After musical skits mined humor from a harrowing year of terrorism, anthrax, corporate bankruptcy and war, Bush closed the show Saturday night with a lighthearted jab at Daschle’s presidential aspirations.

“What are you going to run on, Tom?” Bush asked the Democrat from South Dakota, suggesting that he intends to co-opt Daschle’s issues for re-election.

“Patients Bill of Rights? I’m for it.”

“Enron? I’m against it.”

“Campaign reform? I’ll sign it.”

“Child care, Tom? I’m going to expand child care to those who don’t even have children,” Bush said as laughter filled the hotel ballroom. “Medicare, Tom? Under my plan, you don’t have to be sick.”

Earlier, Daschle suggested that Bush’s high wartime approval ratings may be fleeting.

“Nobody’s approval ratings have been as high as President Bush’s since … his father’s,” Daschle said with a grin. Former President Bush lost re-election after winning the popular Persian Gulf War.

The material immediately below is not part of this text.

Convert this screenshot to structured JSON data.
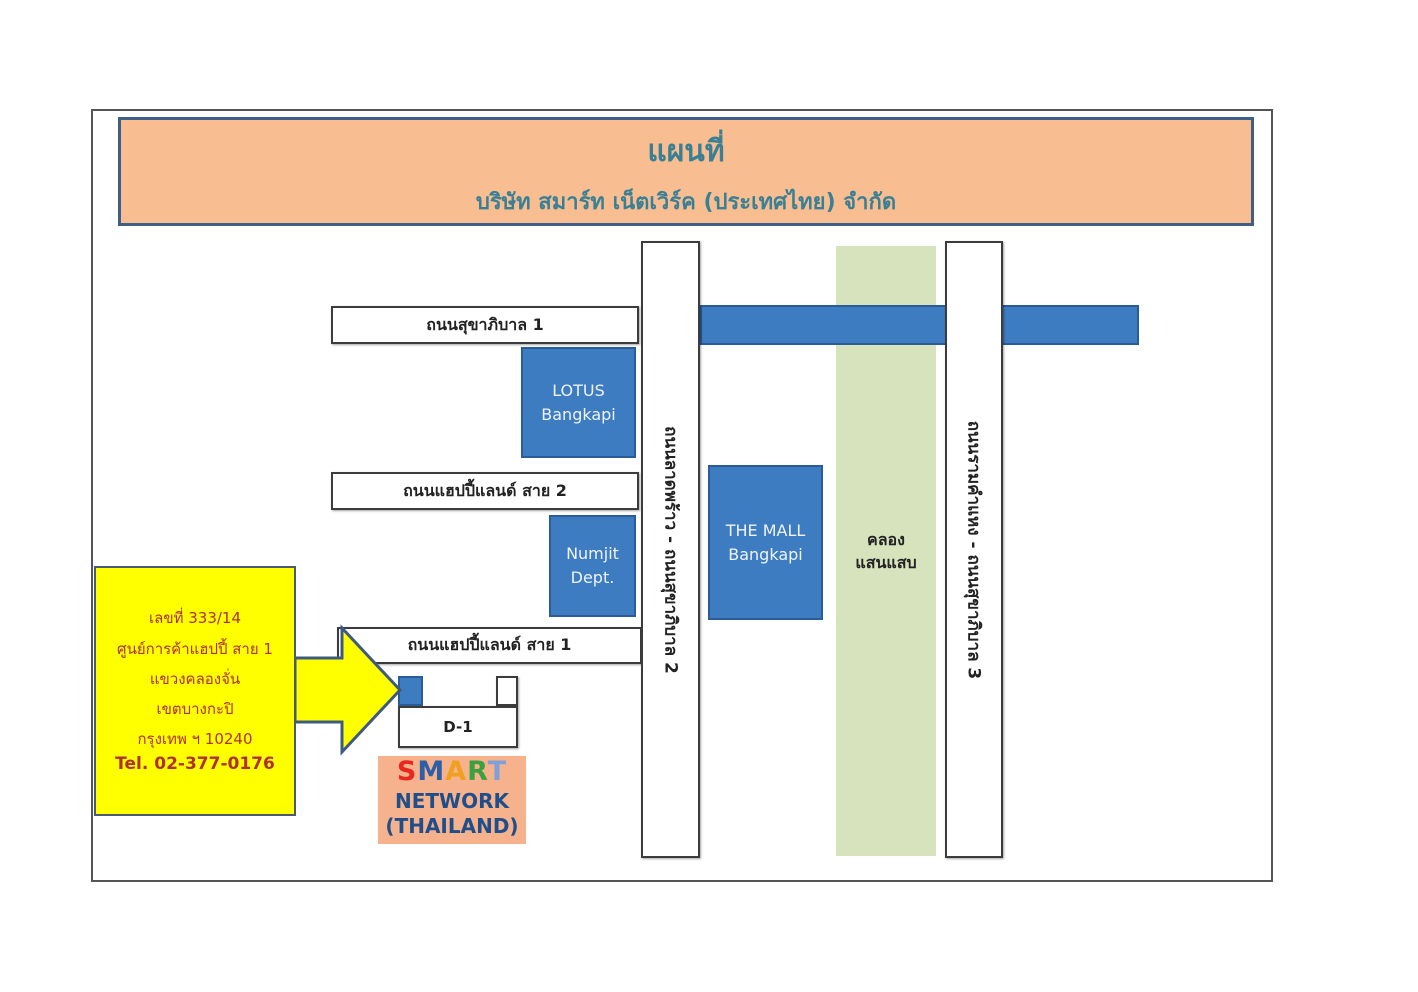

Daschle drew the loudest laugh when he mocked his own reputation as a senator willing to do anything to block Bush’s legislative agenda.

“Hi, my name’s Tom. I’m an obstructionist,” Daschle said to open his address.

He said Bush once asked him to pass the salt, and he couldn’t do it. “I can’t bring myself to pass anything,” the senator said.

The night’s scene-stealer was Vice President Dick Cheney, who sneaked on stage with his wife, Lynne, to dance to a musical spoof of his hideaway habit; Cheney slips in and out of secure, undisclosed locations to protect the continuity of government in case of a terrorist attack.

As the Gridiron players belted out their lyrics (“There is a dark, secluded place. A veep can sleep, without a trace. And no one ever see his face  Dick Cheney’s hideaway!”), the vice president doffed his top hat and his wife clasped the stem of a rose in her teeth.

After a few well-practiced steps, the vice president ended with a big leg kick, and Mrs. Cheney tossed the rose high into the audience.

Bush’s zingers hit several targets, including:

l Cheney, whose absences might be “causing marital strain, if you know what I mean.” Bush said with a smirk. He claimed to have asked Lynne if the separations were a problem, and she replied: “He’s gone?”

l Secretary of State Colin Powell, who angered conservatives during a recent MTV appearance by urging condom use. Bush noted that former President Clinton, appearing on the same music network, discussed his underwear. “Colin, of course, recommended wearing something else.”

l His own reputation for being a hands-off administrator. “Life has sure changed” since the Sept. 11 attacks, he said. “A year ago Dick Cheney was running the country. Today, he lives out of a little suitcase.”

As is tradition, each speaker ended on a serious note.

Whitman said Bush is truly an environmentalist. Daschle praised Bush for “strong and steadfast” leadership in war. The president paid tribute to soldiers slain in Afghanistan, as well as to Wall Street Journal reporter Daniel Pearl, who was kidnapped and killed in Pakistan.

Pearl’s wife, Mariane, is pregnant. Bush asked journalists to write the soon-to-be-born son about his father and said he would do the same.

“May God bless Daniel Pearl and Mariane Pearl and her boy,” Bush said. “And may the world he enters into be more peaceful than the one his father just left.”